The difference is that while the moisturizer can’t really harm, stent placement can. Even in this study, 2 percent of patients had a major bleeding event. Remember that hundreds of thousands of stents are placed every year. Stents are also expensive. They can add at least $10,000 to the cost of therapy.

Stents still have a place in care, but much less of one than we used to think. Yet many physicians as well as patients will still demand them, pointing out that they lead to improvements in some people, even if that improvement is from a placebo effect.

Stents are probably not alone in this respect. It’s possible that many procedures aren’t better than shams. Although we would never approve a drug without knowing its benefits above a placebo, we don’t hold devices to the same standard. As Rita Redberg noted in The New England Journal of Medicine in 2014, only 1 percent of approved medical devices are approved by a process that requires the submission of clinical data, and that data is almost always from one small trial with limited follow-up. Randomized controlled trials are very rare. The placebo effect is not.

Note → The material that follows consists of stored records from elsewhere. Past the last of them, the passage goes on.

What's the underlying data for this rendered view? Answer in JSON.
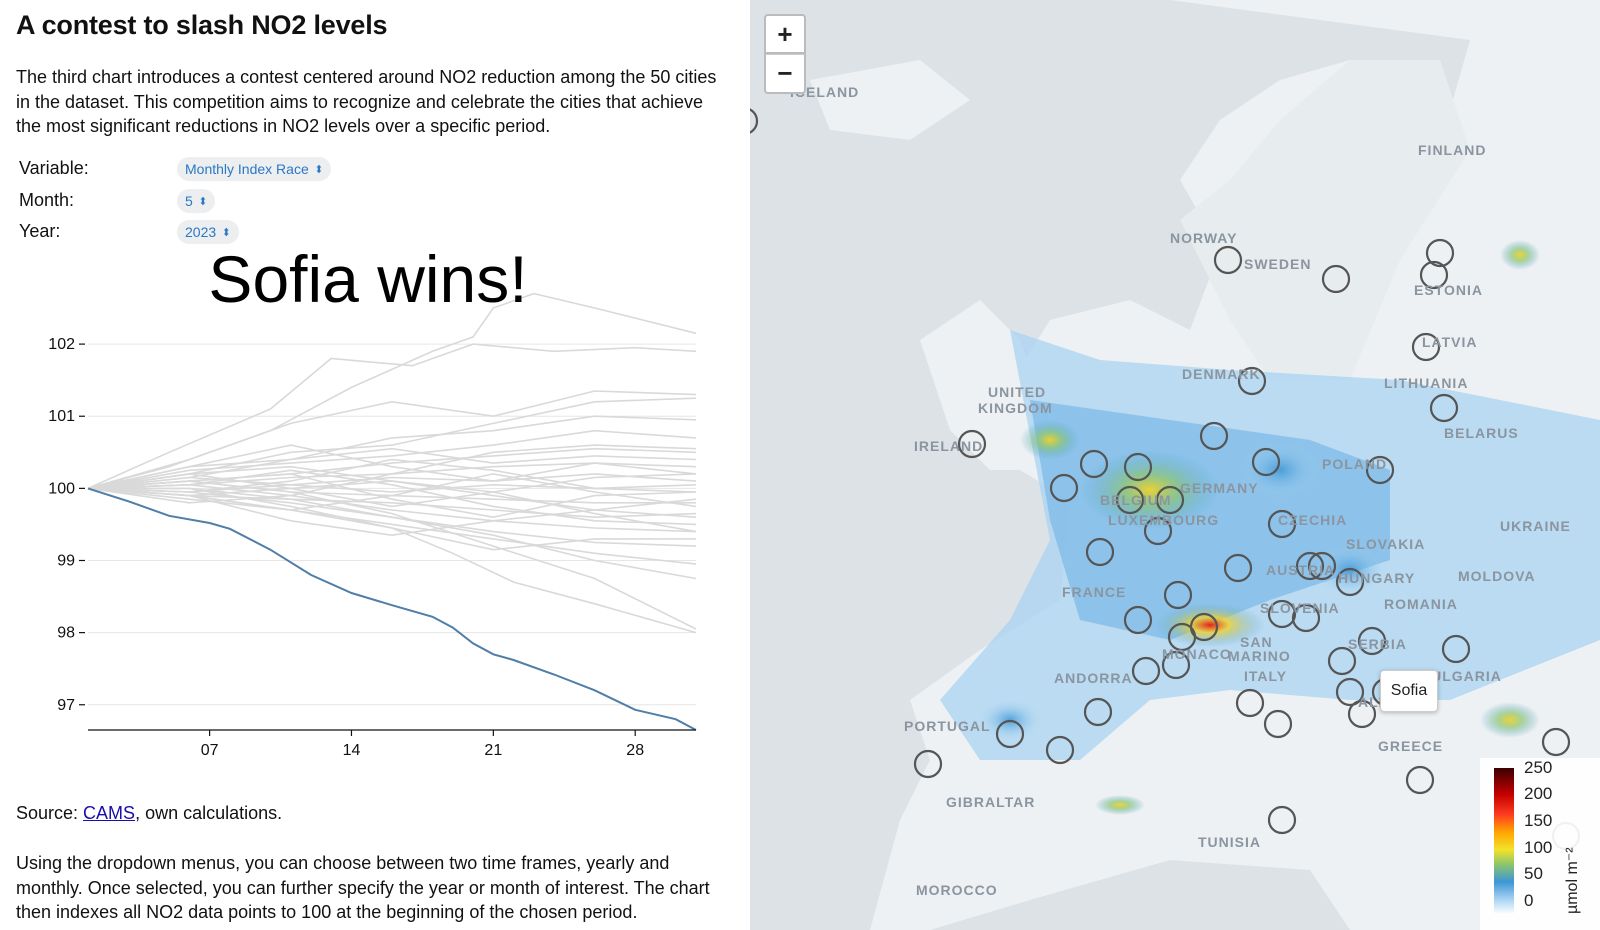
{
  "article": {
    "title": "A contest to slash NO2 levels",
    "intro": "The third chart introduces a contest centered around NO2 reduction among the 50 cities in the dataset. This competition aims to recognize and celebrate the cities that achieve the most significant reductions in NO2 levels over a specific period.",
    "source_prefix": "Source: ",
    "source_link": "CAMS",
    "source_suffix": ", own calculations.",
    "outro": "Using the dropdown menus, you can choose between two time frames, yearly and monthly. Once selected, you can further specify the year or month of interest. The chart then indexes all NO2 data points to 100 at the beginning of the chosen period."
  },
  "controls": {
    "variable_label": "Variable:",
    "variable_value": "Monthly Index Race",
    "month_label": "Month:",
    "month_value": "5",
    "year_label": "Year:",
    "year_value": "2023"
  },
  "chart_data": {
    "type": "line",
    "winner_text": "Sofia wins!",
    "x_ticks": [
      "07",
      "14",
      "21",
      "28"
    ],
    "x_range": [
      1,
      31
    ],
    "y_ticks": [
      97,
      98,
      99,
      100,
      101,
      102
    ],
    "y_range": [
      96.65,
      102.75
    ],
    "highlight_color": "#4f7ea8",
    "other_color": "#d9d9d9",
    "highlight": {
      "name": "Sofia",
      "x": [
        1,
        3,
        5,
        7,
        8,
        10,
        12,
        14,
        16,
        18,
        19,
        20,
        21,
        22,
        24,
        26,
        28,
        30,
        31
      ],
      "y": [
        100,
        99.82,
        99.62,
        99.52,
        99.44,
        99.15,
        98.8,
        98.55,
        98.38,
        98.22,
        98.07,
        97.85,
        97.7,
        97.62,
        97.42,
        97.2,
        96.93,
        96.8,
        96.65
      ]
    },
    "others": [
      {
        "x": [
          1,
          5,
          10,
          14,
          18,
          20,
          21,
          23,
          26,
          31
        ],
        "y": [
          100,
          100.3,
          100.8,
          101.4,
          101.9,
          102.1,
          102.5,
          102.7,
          102.5,
          102.15
        ]
      },
      {
        "x": [
          1,
          5,
          10,
          13,
          17,
          20,
          24,
          28,
          31
        ],
        "y": [
          100,
          100.5,
          101.1,
          101.8,
          101.7,
          102.0,
          101.9,
          101.95,
          101.9
        ]
      },
      {
        "x": [
          1,
          6,
          11,
          16,
          21,
          26,
          31
        ],
        "y": [
          100,
          100.4,
          100.9,
          101.2,
          101.0,
          101.35,
          101.3
        ]
      },
      {
        "x": [
          1,
          6,
          11,
          16,
          21,
          26,
          31
        ],
        "y": [
          100,
          100.2,
          100.5,
          100.6,
          100.9,
          101.2,
          101.25
        ]
      },
      {
        "x": [
          1,
          6,
          11,
          16,
          21,
          26,
          31
        ],
        "y": [
          100,
          100.3,
          100.4,
          100.7,
          100.8,
          101.0,
          100.95
        ]
      },
      {
        "x": [
          1,
          6,
          11,
          16,
          21,
          26,
          31
        ],
        "y": [
          100,
          100.25,
          100.35,
          100.45,
          100.6,
          100.8,
          100.7
        ]
      },
      {
        "x": [
          1,
          6,
          11,
          16,
          21,
          26,
          31
        ],
        "y": [
          100,
          100.1,
          100.2,
          100.35,
          100.45,
          100.55,
          100.5
        ]
      },
      {
        "x": [
          1,
          6,
          11,
          16,
          21,
          26,
          31
        ],
        "y": [
          100,
          100.05,
          100.15,
          100.2,
          100.3,
          100.35,
          100.3
        ]
      },
      {
        "x": [
          1,
          6,
          11,
          16,
          21,
          26,
          31
        ],
        "y": [
          100,
          100.15,
          100.05,
          100.15,
          100.1,
          100.2,
          100.1
        ]
      },
      {
        "x": [
          1,
          6,
          11,
          16,
          21,
          26,
          31
        ],
        "y": [
          100,
          99.95,
          100.05,
          99.95,
          100.05,
          100.0,
          99.95
        ]
      },
      {
        "x": [
          1,
          6,
          11,
          16,
          21,
          26,
          31
        ],
        "y": [
          100,
          100.1,
          99.95,
          99.9,
          99.85,
          99.8,
          99.8
        ]
      },
      {
        "x": [
          1,
          6,
          11,
          16,
          21,
          26,
          31
        ],
        "y": [
          100,
          99.9,
          99.85,
          99.8,
          99.7,
          99.6,
          99.65
        ]
      },
      {
        "x": [
          1,
          6,
          11,
          16,
          21,
          26,
          31
        ],
        "y": [
          100,
          100.05,
          99.9,
          99.7,
          99.55,
          99.45,
          99.4
        ]
      },
      {
        "x": [
          1,
          6,
          11,
          16,
          21,
          26,
          31
        ],
        "y": [
          100,
          99.95,
          99.8,
          99.6,
          99.4,
          99.25,
          99.2
        ]
      },
      {
        "x": [
          1,
          6,
          11,
          16,
          21,
          26,
          31
        ],
        "y": [
          100,
          99.9,
          99.7,
          99.5,
          99.3,
          99.1,
          98.95
        ]
      },
      {
        "x": [
          1,
          6,
          11,
          16,
          21,
          26,
          31
        ],
        "y": [
          100,
          100.0,
          99.85,
          99.6,
          99.35,
          99.0,
          98.75
        ]
      },
      {
        "x": [
          1,
          6,
          11,
          16,
          19,
          22,
          26,
          31
        ],
        "y": [
          100,
          99.9,
          99.7,
          99.45,
          99.1,
          98.7,
          98.4,
          98.0
        ]
      },
      {
        "x": [
          1,
          6,
          11,
          16,
          21,
          26,
          31
        ],
        "y": [
          100,
          100.1,
          99.95,
          99.65,
          99.2,
          98.75,
          98.05
        ]
      },
      {
        "x": [
          1,
          6,
          11,
          16,
          21,
          26,
          31
        ],
        "y": [
          100,
          100.2,
          100.3,
          100.1,
          99.9,
          99.7,
          99.85
        ]
      },
      {
        "x": [
          1,
          6,
          11,
          16,
          21,
          26,
          31
        ],
        "y": [
          100,
          100.3,
          100.6,
          100.3,
          100.1,
          100.35,
          100.2
        ]
      },
      {
        "x": [
          1,
          6,
          11,
          16,
          21,
          26,
          31
        ],
        "y": [
          100,
          99.8,
          99.9,
          100.2,
          100.5,
          100.6,
          100.55
        ]
      },
      {
        "x": [
          1,
          6,
          11,
          16,
          21,
          26,
          31
        ],
        "y": [
          100,
          99.85,
          99.7,
          99.9,
          100.2,
          99.95,
          99.75
        ]
      },
      {
        "x": [
          1,
          6,
          11,
          16,
          21,
          26,
          31
        ],
        "y": [
          100,
          100.05,
          100.25,
          100.05,
          99.75,
          99.55,
          99.5
        ]
      },
      {
        "x": [
          1,
          6,
          11,
          16,
          21,
          26,
          31
        ],
        "y": [
          100,
          99.95,
          100.1,
          100.4,
          100.25,
          100.0,
          100.05
        ]
      },
      {
        "x": [
          1,
          6,
          11,
          16,
          21,
          26,
          31
        ],
        "y": [
          100,
          100.15,
          100.4,
          100.55,
          100.35,
          100.45,
          100.4
        ]
      },
      {
        "x": [
          1,
          6,
          11,
          16,
          21,
          26,
          31
        ],
        "y": [
          100,
          99.9,
          99.55,
          99.35,
          99.55,
          99.7,
          99.6
        ]
      },
      {
        "x": [
          1,
          6,
          11,
          16,
          21,
          26,
          31
        ],
        "y": [
          100,
          100.0,
          99.75,
          99.45,
          99.15,
          99.3,
          99.3
        ]
      },
      {
        "x": [
          1,
          6,
          11,
          16,
          21,
          26,
          31
        ],
        "y": [
          100,
          100.1,
          100.2,
          99.85,
          99.6,
          99.9,
          99.95
        ]
      },
      {
        "x": [
          1,
          6,
          11,
          16,
          21,
          26,
          31
        ],
        "y": [
          100,
          99.9,
          100.0,
          100.1,
          99.95,
          100.15,
          100.2
        ]
      },
      {
        "x": [
          1,
          6,
          11,
          16,
          21,
          26,
          31
        ],
        "y": [
          100,
          100.2,
          100.0,
          99.75,
          99.95,
          99.65,
          99.4
        ]
      }
    ]
  },
  "map": {
    "zoom_in": "+",
    "zoom_out": "−",
    "tooltip": "Sofia",
    "legend": {
      "ticks": [
        "250",
        "200",
        "150",
        "100",
        "50",
        "0"
      ],
      "unit": "µmol m⁻²"
    },
    "countries": [
      {
        "name": "FINLAND"
      },
      {
        "name": "NORWAY"
      },
      {
        "name": "SWEDEN"
      },
      {
        "name": "ESTONIA"
      },
      {
        "name": "LATVIA"
      },
      {
        "name": "LITHUANIA"
      },
      {
        "name": "DENMARK"
      },
      {
        "name": "BELARUS"
      },
      {
        "name": "UNITED"
      },
      {
        "name": "KINGDOM"
      },
      {
        "name": "IRELAND"
      },
      {
        "name": "POLAND"
      },
      {
        "name": "GERMANY"
      },
      {
        "name": "BELGIUM"
      },
      {
        "name": "LUXEMBOURG"
      },
      {
        "name": "CZECHIA"
      },
      {
        "name": "UKRAINE"
      },
      {
        "name": "SLOVAKIA"
      },
      {
        "name": "MOLDOVA"
      },
      {
        "name": "AUSTRIA"
      },
      {
        "name": "HUNGARY"
      },
      {
        "name": "FRANCE"
      },
      {
        "name": "ROMANIA"
      },
      {
        "name": "SLOVENIA"
      },
      {
        "name": "SERBIA"
      },
      {
        "name": "SAN"
      },
      {
        "name": "MARINO"
      },
      {
        "name": "MONACO"
      },
      {
        "name": "BULGARIA"
      },
      {
        "name": "ANDORRA"
      },
      {
        "name": "ITALY"
      },
      {
        "name": "ALBANIA"
      },
      {
        "name": "PORTUGAL"
      },
      {
        "name": "GREECE"
      },
      {
        "name": "GIBRALTAR"
      },
      {
        "name": "TUNISIA"
      },
      {
        "name": "MOROCCO"
      },
      {
        "name": "ICELAND"
      }
    ]
  }
}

There seems to be a strong argument that we should be more conscious of what we are willing to risk, and what we are willing to pay, for a placebo effect. If we don’t want to give up the benefit, should we design cheaper, safer fake procedures to achieve the same results? Is that ethical? Is it more unethical than charging people five figures and putting them at risk for serious adverse events?

It surely seems reasonable that stable patients with single-vessel disease should be informed that stents work no better than fake procedures, and no better than medical therapy. Some may still choose a stent. They should at least know what they’re paying for.